Rambert has a scientist in residence (Professor Nicola S. Clayton), but it was artist Katie Paterson who took Mark Baldwin to CERN, where he found out about the properties of quarks. The Strange Charm of Mother Nature is a virtuoso dance piece in two movements; the first, to Stravinsky’s Dumbarton Oaks, gives us slow duets, set against dancers who ricochet across the stage like neutron stars; the second, to Bach’s third Brandenburg Concerto, bursts through space in a blaze of colour with spectacular spins and leaps, the embodiment of cosmic energy, yet strangely cool and scientific.
Kim Brandstrup’s Transfigured Night springs from Schoenberg’s response to Richard Dehmel’s poem Verklärte Nacht, in which a woman walking through a dark forest at night admits to her new lover that she is expecting another man’s baby.
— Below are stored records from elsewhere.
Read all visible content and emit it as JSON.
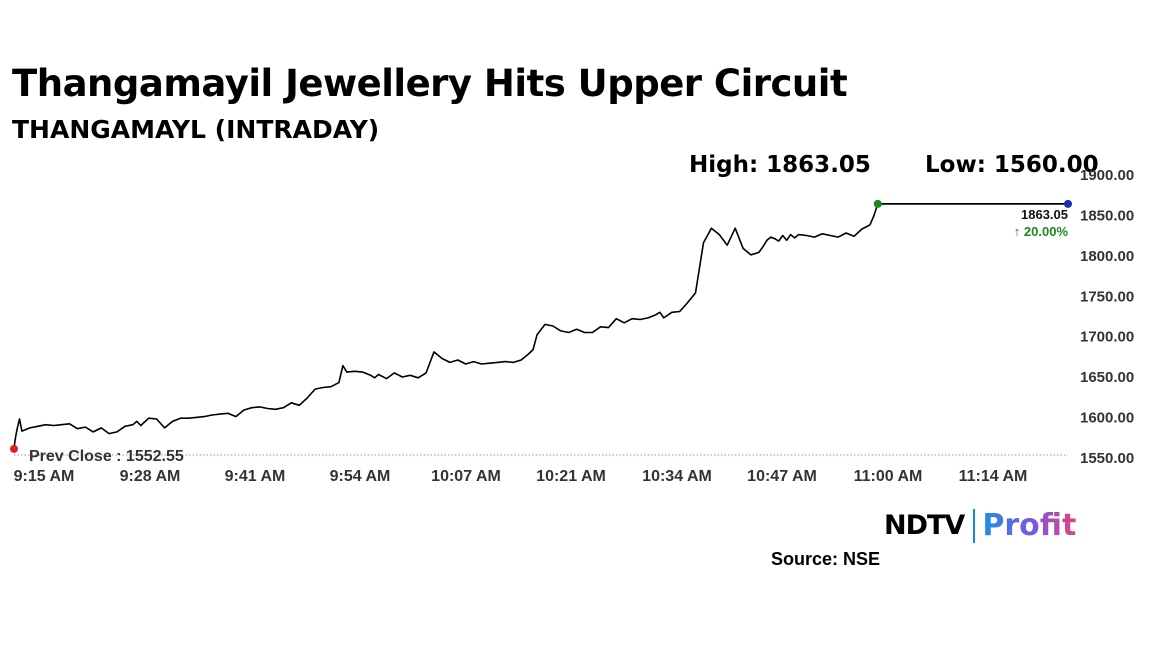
{
  "title": "Thangamayil Jewellery Hits Upper Circuit",
  "subtitle": "THANGAMAYL (INTRADAY)",
  "high_label": "High: 1863.05",
  "low_label": "Low: 1560.00",
  "source": "Source: NSE",
  "brand": {
    "ndtv": "NDTV",
    "profit": "Profit"
  },
  "colors": {
    "line": "#000000",
    "open_marker": "#e01f1f",
    "high_marker": "#1a8a1a",
    "last_marker": "#1a2fb8",
    "prev_close_line": "#e07a7a",
    "change_up": "#1a8a1a"
  },
  "chart_data": {
    "type": "line",
    "title": "Thangamayil Jewellery Hits Upper Circuit",
    "subtitle": "THANGAMAYL (INTRADAY)",
    "x_tick_labels": [
      "9:15 AM",
      "9:28 AM",
      "9:41 AM",
      "9:54 AM",
      "10:07 AM",
      "10:21 AM",
      "10:34 AM",
      "10:47 AM",
      "11:00 AM",
      "11:14 AM"
    ],
    "x_minutes_range": [
      555,
      688
    ],
    "y_ticks": [
      1550,
      1600,
      1650,
      1700,
      1750,
      1800,
      1850,
      1900
    ],
    "y_tick_labels": [
      "1550.00",
      "1600.00",
      "1650.00",
      "1700.00",
      "1750.00",
      "1800.00",
      "1850.00",
      "1900.00"
    ],
    "ylim": [
      1550,
      1900
    ],
    "y_axis_side": "right",
    "grid": false,
    "prev_close": {
      "label": "Prev Close : 1552.55",
      "value": 1552.55
    },
    "last_price": {
      "label": "1863.05",
      "value": 1863.05
    },
    "change": {
      "label": "↑ 20.00%",
      "value": 20.0
    },
    "series": [
      {
        "x_minutes": [
          555,
          555.1,
          555.2,
          555.4,
          555.7,
          556,
          557,
          558,
          559,
          560,
          561,
          562,
          563,
          564,
          565,
          566,
          567,
          568,
          569,
          570,
          570.5,
          571,
          572,
          573,
          574,
          575,
          576,
          577,
          578,
          579,
          580,
          581,
          582,
          583,
          584,
          585,
          586,
          587,
          588,
          589,
          590,
          591,
          592,
          593,
          594,
          595,
          596,
          596.5,
          597,
          598,
          599,
          600,
          600.5,
          601,
          602,
          603,
          604,
          605,
          606,
          607,
          608,
          609,
          610,
          611,
          612,
          613,
          614,
          615,
          616,
          617,
          618,
          619,
          620,
          620.5,
          621,
          622,
          623,
          624,
          625,
          626,
          627,
          628,
          629,
          630,
          631,
          632,
          633,
          634,
          635,
          636,
          636.5,
          637,
          638,
          639,
          640,
          641,
          642,
          643,
          644,
          645,
          646,
          647,
          648,
          649,
          649.5,
          650,
          650.5,
          651,
          651.5,
          652,
          652.5,
          653,
          653.5,
          654,
          655,
          656,
          657,
          658,
          659,
          660,
          661,
          662,
          663,
          663.5,
          664
        ],
        "values": [
          1560,
          1568,
          1575,
          1585,
          1597,
          1582,
          1586,
          1588,
          1590,
          1589,
          1590,
          1591,
          1585,
          1587,
          1581,
          1586,
          1579,
          1581,
          1588,
          1590,
          1594,
          1589,
          1598,
          1597,
          1586,
          1594,
          1598,
          1598,
          1599,
          1600,
          1602,
          1603,
          1604,
          1600,
          1608,
          1611,
          1612,
          1610,
          1609,
          1611,
          1617,
          1614,
          1623,
          1634,
          1636,
          1637,
          1642,
          1663,
          1655,
          1656,
          1655,
          1651,
          1648,
          1652,
          1647,
          1654,
          1649,
          1651,
          1648,
          1654,
          1680,
          1672,
          1667,
          1670,
          1665,
          1668,
          1665,
          1666,
          1667,
          1668,
          1667,
          1670,
          1678,
          1683,
          1701,
          1714,
          1712,
          1706,
          1704,
          1708,
          1704,
          1704,
          1711,
          1710,
          1721,
          1716,
          1721,
          1720,
          1722,
          1726,
          1729,
          1722,
          1729,
          1730,
          1741,
          1753,
          1815,
          1833,
          1825,
          1812,
          1833,
          1808,
          1800,
          1803,
          1810,
          1818,
          1822,
          1820,
          1817,
          1824,
          1818,
          1825,
          1821,
          1825,
          1824,
          1822,
          1826,
          1824,
          1822,
          1827,
          1823,
          1832,
          1837,
          1848,
          1863.05
        ]
      },
      {
        "x_minutes": [
          664,
          688
        ],
        "values": [
          1863.05,
          1863.05
        ]
      }
    ]
  }
}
In the poem, the lover forgives the woman and accepts the child, but Brandstrup offers three possible narratives: loss and rejection; a blissful fantasy of forgiveness; and a compromise between the two. Simone Damberg Würtz as the woman, her dress symbolically scarlet, is a beautifully placed dancer who knows how to convey emotion through understatement, and she was well matched by Miguel Altunaga as her lover. (In the second scene, a form of dream sequence, they are replaced by two dancers in white). The dance conveys the alternative stories with subtle restraint, a darkly dressed chorus sometimes seeming to represent the (exterior) forest, at other times, the interior of their minds. Brandstrup has chosen to end the third scene with a sense of resignation that gives a downbeat resolution, whereas the poem ends with a feeling of upbeat transfiguration in the ‘high, bright night’.
For me the highlight of the evening was The 3 Dancers. Commissioned to create a work based on Picasso’s painting, with a new score by Elena Kats-Chernin, Didy Veldman has embraced both the tragic story of a three-way love affair and death and the artistic and intellectual preoccupations of the 1920s. Kimie Nakano’s wonderful set, with its references to Cubism and Surrealism, and the shards of mirror that by the end split the stage and divide the characters capture the visual aesthetic of the period, while the representation of the inner and outer aspects of each of the protagonists by two dancers, represented by white or black clothing, echoes the contemporary fascination with Freud and psychology. As the dancers move together entwined in groups of three we are transported back through early twentieth century Modernism to witness the pain of a true love triangle which is nevertheless extremely beautiful, and one in which the woman seems to have the upper hand. Baldwin, as Artistic Director has rightly and generously used an image from this dance work as the cover for the programme.
The use of live music conducted by Paul Hoskins for all three pieces was particularly pleasing.